Loads of Learned Lumber

Saturday, January 31, 2015

David Mitchell, _The Bone Clocks_

I WONDER WHETHER the London Review of Books has decided, so far as David Mitchell goes, that it is just not having any, thanks. Matthew Reynolds gave The Thousand Autumns of Jacob de Zoet a fairly rough handling, and Theo Tait gets downright churlish about The Bone Clocks.

Conceding that "Mitchell's dexterity, stylistic range, and ability to build fictional worlds are very impressive," Tait finds his themes "so generalized as to be entirely uninteresting," his fiction "far too cartoonish and second-hand to have any real bite." The Bone Clocks, Tait concludes, "is admirable only if you think ambition and vitality trump every other literary virtue."

The tone of the final sentence suggests that we are tyros indeed if we think ambition and vitality trump every other literary virtue. I wish he had gone on to say exactly what literary virtues we should rank more highly; he does not actually name any. The more I think about it, the more it seems to me that ambition and vitality are worthy of admiration, really, especially in the rare instances when they occur together. One can think of many works that are ambitious but lifeless, or lively but shallow. So, if Tait is willing to grant that the novel is both lively and ambitious, why does he choose to withhold whatever laurels are his to bestow?

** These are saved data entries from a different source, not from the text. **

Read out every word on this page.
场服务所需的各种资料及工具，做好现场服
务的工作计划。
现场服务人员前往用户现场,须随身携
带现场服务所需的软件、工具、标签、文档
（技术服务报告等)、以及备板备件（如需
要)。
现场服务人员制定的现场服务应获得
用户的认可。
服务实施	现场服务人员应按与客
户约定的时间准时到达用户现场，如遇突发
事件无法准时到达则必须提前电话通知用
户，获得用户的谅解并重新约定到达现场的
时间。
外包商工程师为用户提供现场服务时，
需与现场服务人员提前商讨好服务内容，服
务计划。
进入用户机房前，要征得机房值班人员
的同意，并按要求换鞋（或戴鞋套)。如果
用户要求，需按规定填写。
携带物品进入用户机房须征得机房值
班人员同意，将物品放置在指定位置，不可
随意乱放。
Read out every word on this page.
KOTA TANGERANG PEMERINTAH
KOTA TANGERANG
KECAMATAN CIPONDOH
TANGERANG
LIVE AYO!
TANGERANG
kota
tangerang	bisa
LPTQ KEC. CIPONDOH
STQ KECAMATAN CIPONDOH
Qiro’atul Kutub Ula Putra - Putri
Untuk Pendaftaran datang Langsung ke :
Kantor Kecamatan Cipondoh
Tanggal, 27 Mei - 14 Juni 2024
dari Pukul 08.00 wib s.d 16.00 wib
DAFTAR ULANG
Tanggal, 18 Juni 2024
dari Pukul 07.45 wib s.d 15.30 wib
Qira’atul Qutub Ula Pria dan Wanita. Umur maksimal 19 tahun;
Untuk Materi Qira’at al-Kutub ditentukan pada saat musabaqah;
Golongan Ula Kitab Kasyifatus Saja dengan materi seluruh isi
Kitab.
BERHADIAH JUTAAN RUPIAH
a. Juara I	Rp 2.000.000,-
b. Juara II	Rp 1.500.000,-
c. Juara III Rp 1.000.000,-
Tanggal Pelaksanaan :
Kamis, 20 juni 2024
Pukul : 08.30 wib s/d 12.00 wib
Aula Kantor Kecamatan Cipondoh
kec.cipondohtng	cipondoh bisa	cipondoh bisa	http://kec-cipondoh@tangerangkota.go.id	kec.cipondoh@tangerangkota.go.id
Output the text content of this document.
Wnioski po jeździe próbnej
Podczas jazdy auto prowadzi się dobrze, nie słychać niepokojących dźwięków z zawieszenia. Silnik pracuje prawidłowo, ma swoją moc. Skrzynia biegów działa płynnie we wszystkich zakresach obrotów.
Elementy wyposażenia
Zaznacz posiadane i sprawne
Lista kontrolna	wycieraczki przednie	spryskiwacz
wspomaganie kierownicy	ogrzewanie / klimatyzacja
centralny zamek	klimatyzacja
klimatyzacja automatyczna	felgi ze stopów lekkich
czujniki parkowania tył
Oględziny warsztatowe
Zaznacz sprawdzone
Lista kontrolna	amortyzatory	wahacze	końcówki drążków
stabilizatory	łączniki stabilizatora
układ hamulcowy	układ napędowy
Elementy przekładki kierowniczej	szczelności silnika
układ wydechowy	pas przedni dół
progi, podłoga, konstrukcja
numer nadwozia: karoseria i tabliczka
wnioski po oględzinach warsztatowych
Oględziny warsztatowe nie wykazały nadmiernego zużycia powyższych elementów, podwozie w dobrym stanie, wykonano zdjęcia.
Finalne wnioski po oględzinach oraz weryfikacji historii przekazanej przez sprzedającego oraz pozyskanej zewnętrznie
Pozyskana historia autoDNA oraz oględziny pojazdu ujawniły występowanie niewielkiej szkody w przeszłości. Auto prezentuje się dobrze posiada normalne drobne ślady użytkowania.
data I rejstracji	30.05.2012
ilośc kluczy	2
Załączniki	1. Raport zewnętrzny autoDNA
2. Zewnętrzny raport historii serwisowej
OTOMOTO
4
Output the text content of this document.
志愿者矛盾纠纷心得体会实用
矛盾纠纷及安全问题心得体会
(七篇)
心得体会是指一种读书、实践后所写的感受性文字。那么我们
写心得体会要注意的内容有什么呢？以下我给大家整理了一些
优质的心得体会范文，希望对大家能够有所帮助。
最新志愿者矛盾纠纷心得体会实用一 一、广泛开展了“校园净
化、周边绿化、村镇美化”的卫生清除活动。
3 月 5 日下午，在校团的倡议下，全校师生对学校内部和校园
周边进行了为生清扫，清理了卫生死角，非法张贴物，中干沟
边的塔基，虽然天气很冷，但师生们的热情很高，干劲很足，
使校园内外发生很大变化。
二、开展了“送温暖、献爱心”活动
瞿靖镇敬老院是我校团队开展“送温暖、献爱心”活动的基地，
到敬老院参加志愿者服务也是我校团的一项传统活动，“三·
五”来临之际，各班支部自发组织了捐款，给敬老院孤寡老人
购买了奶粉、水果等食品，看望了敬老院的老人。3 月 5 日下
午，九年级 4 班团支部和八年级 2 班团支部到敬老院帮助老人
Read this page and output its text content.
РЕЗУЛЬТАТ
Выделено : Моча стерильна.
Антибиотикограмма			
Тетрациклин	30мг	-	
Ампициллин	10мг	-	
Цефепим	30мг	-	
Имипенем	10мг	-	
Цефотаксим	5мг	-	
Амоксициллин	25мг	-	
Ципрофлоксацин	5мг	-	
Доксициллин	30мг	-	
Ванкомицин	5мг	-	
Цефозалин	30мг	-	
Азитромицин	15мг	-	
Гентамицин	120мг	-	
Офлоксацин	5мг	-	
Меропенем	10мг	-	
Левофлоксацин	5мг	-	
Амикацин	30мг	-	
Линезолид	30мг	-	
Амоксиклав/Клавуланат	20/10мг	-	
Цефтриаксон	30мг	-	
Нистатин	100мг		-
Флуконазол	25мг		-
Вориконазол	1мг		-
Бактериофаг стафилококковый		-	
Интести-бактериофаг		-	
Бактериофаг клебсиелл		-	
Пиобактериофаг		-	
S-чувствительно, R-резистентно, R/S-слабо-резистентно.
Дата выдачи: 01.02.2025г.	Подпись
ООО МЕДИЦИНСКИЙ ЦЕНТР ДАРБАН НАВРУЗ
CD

Well, reviewers will be reviewers, I suppose. Among the principal characters of The Bone Clocks is a novelist who arranges that a formerly supportive reviewer who has turned nasty (Philip Hensher?) gets locked away in a South American jail for a few years.

Anyway, if you admired Cloud Atlas, and enjoyed Black Swan Green and Thousand Autumns but were ready for a return to the old razzle-dazzle, you will probably admire--as I did--the ambition and vitality of The Bone Clocks. As in Cloud Atlas, the narrative begins in the past, catches up with the present, and leaps into the future. Again, we have a kind of Manichean cosmic war of the children of light and the children of darkness, the nurturing versus the predatory; again, we have a whiff of the supernatural--not just a migrating birthmark this time, but a full-blown mythology of re-incarnation.  (Tait, showing fine critical discrimination: "the novel's supernatural underpinnings are a load of awful bollocks.") Again, we have a virtuosic handling of several types of fiction: after a chapter that could be a Young Adult novel, we have a St. Aubyn-like tale of depravity among the aristos, a novelist-coming-unglued story like Amis's The Information, a Rowling-ish wizard's battle, a post-apocalyptic scenario...

...wait, didn't we have that already, in "Sloosha's Crossing"? Yes, and it turns out, thanks to a deft touch Mitchell holds back for a few dozen pages, to be the same post-apocalyptic scenario, but in the other hemisphere. I enjoy this sort thing; not everyone does (Tait: "For the Mitchell trainspotters, there are the correspondences between this and his other novels").

Well, you can't please everyone. But whatever we want to call what Mitchell has--"ambition" and "vitality" certainly fit--he's still got it.